Recentemente comentei o absurdo que um professor falou numa rádio brasileira por ocasião do boicote Europeu às nossas vacas - pelo menos a algumas delas. O professor fez um ponto querendo dizer que o quilo da carne na Irlanda, o país responsável pelo boicote, podia custar mais de cinqüenta reais (20 euros), o que é verdade, se adotarmos a simplicidade da conversão da moeda. Também é verdade que o salário mínimo aqui é €8.65/hora (Julho 2007).

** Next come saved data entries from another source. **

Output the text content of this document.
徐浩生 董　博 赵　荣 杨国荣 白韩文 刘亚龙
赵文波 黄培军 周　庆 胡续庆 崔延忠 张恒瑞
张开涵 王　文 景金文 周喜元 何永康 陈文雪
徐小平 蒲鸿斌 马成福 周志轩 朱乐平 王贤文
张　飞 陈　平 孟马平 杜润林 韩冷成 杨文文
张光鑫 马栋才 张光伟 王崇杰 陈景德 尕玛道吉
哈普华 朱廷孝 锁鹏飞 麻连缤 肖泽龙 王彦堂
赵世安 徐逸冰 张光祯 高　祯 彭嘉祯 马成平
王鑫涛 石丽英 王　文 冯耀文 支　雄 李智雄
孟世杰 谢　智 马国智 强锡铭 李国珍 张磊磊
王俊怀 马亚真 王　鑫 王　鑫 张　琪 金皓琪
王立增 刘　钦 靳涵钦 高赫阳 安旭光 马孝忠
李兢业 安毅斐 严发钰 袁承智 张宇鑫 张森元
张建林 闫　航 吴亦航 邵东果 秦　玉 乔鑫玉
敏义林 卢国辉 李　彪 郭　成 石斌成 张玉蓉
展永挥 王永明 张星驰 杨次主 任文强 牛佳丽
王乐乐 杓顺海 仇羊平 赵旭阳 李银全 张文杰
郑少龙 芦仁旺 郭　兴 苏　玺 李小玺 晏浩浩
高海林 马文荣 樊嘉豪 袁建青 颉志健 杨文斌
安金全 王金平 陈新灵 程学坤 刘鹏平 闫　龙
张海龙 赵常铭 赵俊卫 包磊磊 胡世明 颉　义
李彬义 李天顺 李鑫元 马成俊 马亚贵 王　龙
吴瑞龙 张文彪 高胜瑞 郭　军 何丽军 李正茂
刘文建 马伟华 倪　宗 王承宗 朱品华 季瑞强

Considerando o novo salário mínimo brasileiro em vigor à partir de hoje de R$415,00, recalculemos o que já havia sugerido:

€8.65 por hora, trabalhando 8 horas por dia (sim, 8 horas, e não 9 nem 10!), dá €69,20 por dia. Num mês de 20 dias, temos €1384,00, que dá a bagatela de R$3562,42! Uma diferença de R$3147,42 (R$3562,42 - R$415,00).

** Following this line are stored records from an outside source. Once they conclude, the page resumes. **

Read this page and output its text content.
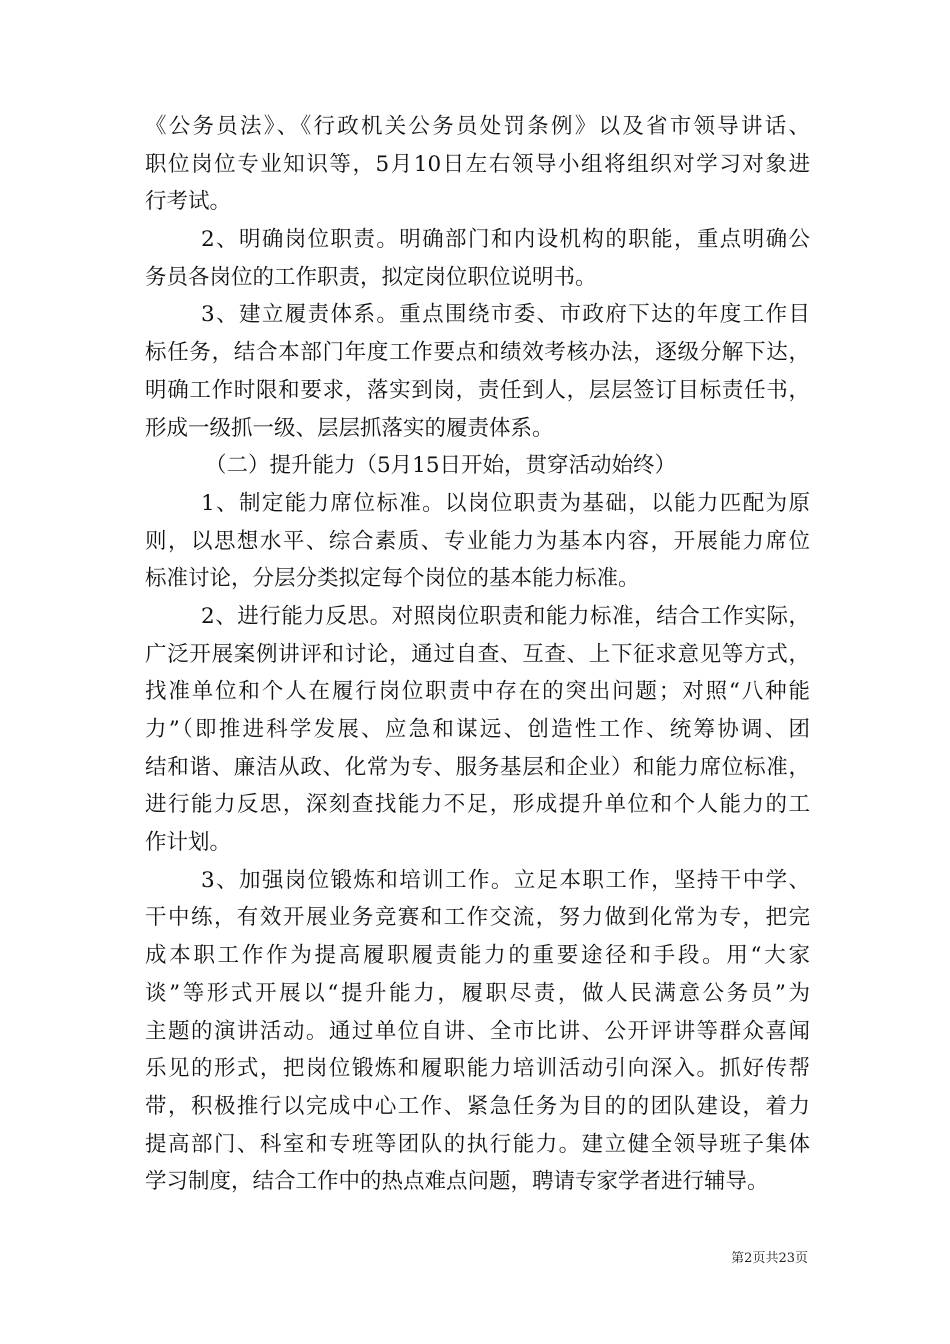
《公务员法》、《行政机关公务员处罚条例》以及省市领导讲话、
职位岗位专业知识等，5月10日左右领导小组将组织对学习对象进
行考试。
2、明确岗位职责。明确部门和内设机构的职能，重点明确公
务员各岗位的工作职责，拟定岗位职位说明书。
3、建立履责体系。重点围绕市委、市政府下达的年度工作目
标任务，结合本部门年度工作要点和绩效考核办法，逐级分解下达，
明确工作时限和要求，落实到岗，责任到人，层层签订目标责任书，
形成一级抓一级、层层抓落实的履责体系。
（二）提升能力（5月15日开始，贯穿活动始终）
1、制定能力席位标准。以岗位职责为基础，以能力匹配为原
则，以思想水平、综合素质、专业能力为基本内容，开展能力席位
标准讨论，分层分类拟定每个岗位的基本能力标准。
2、进行能力反思。对照岗位职责和能力标准，结合工作实际，
广泛开展案例讲评和讨论，通过自查、互查、上下征求意见等方式，
找准单位和个人在履行岗位职责中存在的突出问题；对照“八种能
力”（即推进科学发展、应急和谋远、创造性工作、统筹协调、团
结和谐、廉洁从政、化常为专、服务基层和企业）和能力席位标准，
进行能力反思，深刻查找能力不足，形成提升单位和个人能力的工
作计划。
3、加强岗位锻炼和培训工作。立足本职工作，坚持干中学、
干中练，有效开展业务竞赛和工作交流，努力做到化常为专，把完
成本职工作作为提高履职履责能力的重要途径和手段。用“大家
谈”等形式开展以“提升能力，履职尽责，做人民满意公务员”为
主题的演讲活动。通过单位自讲、全市比讲、公开评讲等群众喜闻
乐见的形式，把岗位锻炼和履职能力培训活动引向深入。抓好传帮
带，积极推行以完成中心工作、紧急任务为目的的团队建设，着力
提高部门、科室和专班等团队的执行能力。建立健全领导班子集体
学习制度，结合工作中的热点难点问题，聘请专家学者进行辅导。
第2页共23页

Por isso a sugestão do Índice Big Mac, onde o em Fevereiro de 2007 o Big Mac estava avaliado a R$6,40 no Brasil e a €2,94 na Euro-zona. Ainda assim, com o salário mínimo irlandês pode-se comprar 470,75 Big Macs no mês, enquanto com o brasileiro, compra-se 64,84...

Assim, a diferença entre o salário mínimo brasileiro e o irlandês deixa de ser R$3147,42 e passa a ser APENAS R$2597,82, ou seja, subtrai-se 64,84 Big Macs brasileiros dos 470,75 Big Macs irlandeses para se achar a diferença, e multiplica-se por R$6,40, o índice Big Mac do Brasil...

Justíssimo, não é professor?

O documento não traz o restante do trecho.